The Joint Board, on the other hand, maintains that the arbitrator properly construed the 1966 Agreement and that the award, therefore, is not subject to judicial review. However, should the court decide to review the arbitrator's award, the Joint Board contends that the Agreement does not fall within the strictures of section 8(e). In the alternative the Joint Board argues that even if the language of the Agreement does constitute an illegal "hot cargo" provision, the Agreement is saved by the so-called "garment industry exemption" contained in section 8(e).

JURISDICTION AND SCOPE OF REVIEW

The parties have moved to invoke the remedies available to them under the Arbitration Act, 9 U.S.C. §§ 1 et seq.: plaintiff seeks to have the award of Arbitrator Gray vacated pursuant to 9 U. S.C. § 10; and defendant seeks to have the award of Arbitrator Gray confirmed, *489 and enforced, pursuant to 9 U. S.C. § 9. Jurisdiction is predicated upon section 301(a) of the L.M.R.A., 29 U.S.C. § 185(a).

The first problem to be considered is the proper role of the court in reviewing an arbitration award in the context of cross motions to confirm and to vacate the award.
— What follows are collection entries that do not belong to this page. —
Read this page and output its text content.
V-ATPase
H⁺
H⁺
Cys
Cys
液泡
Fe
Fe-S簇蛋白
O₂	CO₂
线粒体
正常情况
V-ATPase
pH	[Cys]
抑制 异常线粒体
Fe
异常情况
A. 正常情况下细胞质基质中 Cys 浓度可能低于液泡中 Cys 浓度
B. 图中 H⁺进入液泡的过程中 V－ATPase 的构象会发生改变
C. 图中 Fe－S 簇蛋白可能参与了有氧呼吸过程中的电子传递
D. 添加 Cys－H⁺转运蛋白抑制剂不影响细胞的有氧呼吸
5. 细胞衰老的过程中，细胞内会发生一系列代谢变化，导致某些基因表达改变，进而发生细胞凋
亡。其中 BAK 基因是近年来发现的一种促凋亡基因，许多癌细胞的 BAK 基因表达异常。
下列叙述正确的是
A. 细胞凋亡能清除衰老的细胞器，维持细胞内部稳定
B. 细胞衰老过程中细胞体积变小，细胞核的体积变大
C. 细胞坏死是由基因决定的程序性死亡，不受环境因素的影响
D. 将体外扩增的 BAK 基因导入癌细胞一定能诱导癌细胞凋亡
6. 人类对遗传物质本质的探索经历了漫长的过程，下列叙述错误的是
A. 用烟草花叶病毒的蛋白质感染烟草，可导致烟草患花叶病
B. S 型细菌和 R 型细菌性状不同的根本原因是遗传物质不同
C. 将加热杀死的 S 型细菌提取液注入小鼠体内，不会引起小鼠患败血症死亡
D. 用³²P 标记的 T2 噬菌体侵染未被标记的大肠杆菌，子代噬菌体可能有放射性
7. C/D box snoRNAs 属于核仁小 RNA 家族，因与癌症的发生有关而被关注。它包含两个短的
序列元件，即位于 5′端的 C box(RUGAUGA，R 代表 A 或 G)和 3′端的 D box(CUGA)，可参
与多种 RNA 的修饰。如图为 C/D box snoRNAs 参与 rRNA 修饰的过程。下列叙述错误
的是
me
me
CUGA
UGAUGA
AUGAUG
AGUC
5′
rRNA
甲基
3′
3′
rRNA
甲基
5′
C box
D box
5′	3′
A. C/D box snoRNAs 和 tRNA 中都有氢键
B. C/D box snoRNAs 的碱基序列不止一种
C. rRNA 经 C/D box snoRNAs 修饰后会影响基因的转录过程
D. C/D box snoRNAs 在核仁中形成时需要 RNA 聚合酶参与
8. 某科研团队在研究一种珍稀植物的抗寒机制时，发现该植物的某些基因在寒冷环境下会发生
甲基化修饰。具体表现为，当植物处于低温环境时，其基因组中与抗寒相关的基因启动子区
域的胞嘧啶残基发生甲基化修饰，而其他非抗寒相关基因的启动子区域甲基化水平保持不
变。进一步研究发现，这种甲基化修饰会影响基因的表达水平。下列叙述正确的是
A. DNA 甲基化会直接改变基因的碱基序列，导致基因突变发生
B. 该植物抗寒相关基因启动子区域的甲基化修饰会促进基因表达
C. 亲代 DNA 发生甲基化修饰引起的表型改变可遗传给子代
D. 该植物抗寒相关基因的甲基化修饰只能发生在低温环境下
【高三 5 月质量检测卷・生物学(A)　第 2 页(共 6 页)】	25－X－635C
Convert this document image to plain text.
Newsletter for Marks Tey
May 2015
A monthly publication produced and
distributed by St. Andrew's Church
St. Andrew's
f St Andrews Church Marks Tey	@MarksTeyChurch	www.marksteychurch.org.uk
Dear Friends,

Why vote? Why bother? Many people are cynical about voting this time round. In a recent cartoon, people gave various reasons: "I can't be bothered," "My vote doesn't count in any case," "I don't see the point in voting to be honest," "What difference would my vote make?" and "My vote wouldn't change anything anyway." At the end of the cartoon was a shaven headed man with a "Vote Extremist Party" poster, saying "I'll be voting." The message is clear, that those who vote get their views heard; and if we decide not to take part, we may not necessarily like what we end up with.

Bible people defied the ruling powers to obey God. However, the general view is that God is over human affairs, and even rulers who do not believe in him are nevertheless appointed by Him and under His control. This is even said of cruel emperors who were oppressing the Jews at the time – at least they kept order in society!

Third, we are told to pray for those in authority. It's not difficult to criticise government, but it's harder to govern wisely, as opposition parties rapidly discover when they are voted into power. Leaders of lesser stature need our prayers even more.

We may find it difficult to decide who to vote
The Joint Board contends that the arbitrator properly construed the collective bargaining agreement; that, based upon the teachings of United Steelworkers of America v. Enterprise Wheel & Car Corp., 363 U.S. 593, 80 S. Ct. 1358, 4 L.Ed.2d 1424 (1960), one of the Steelworker's Trilogy,[4] the award is not subject to judicial review; and that the award should therefore be enforced.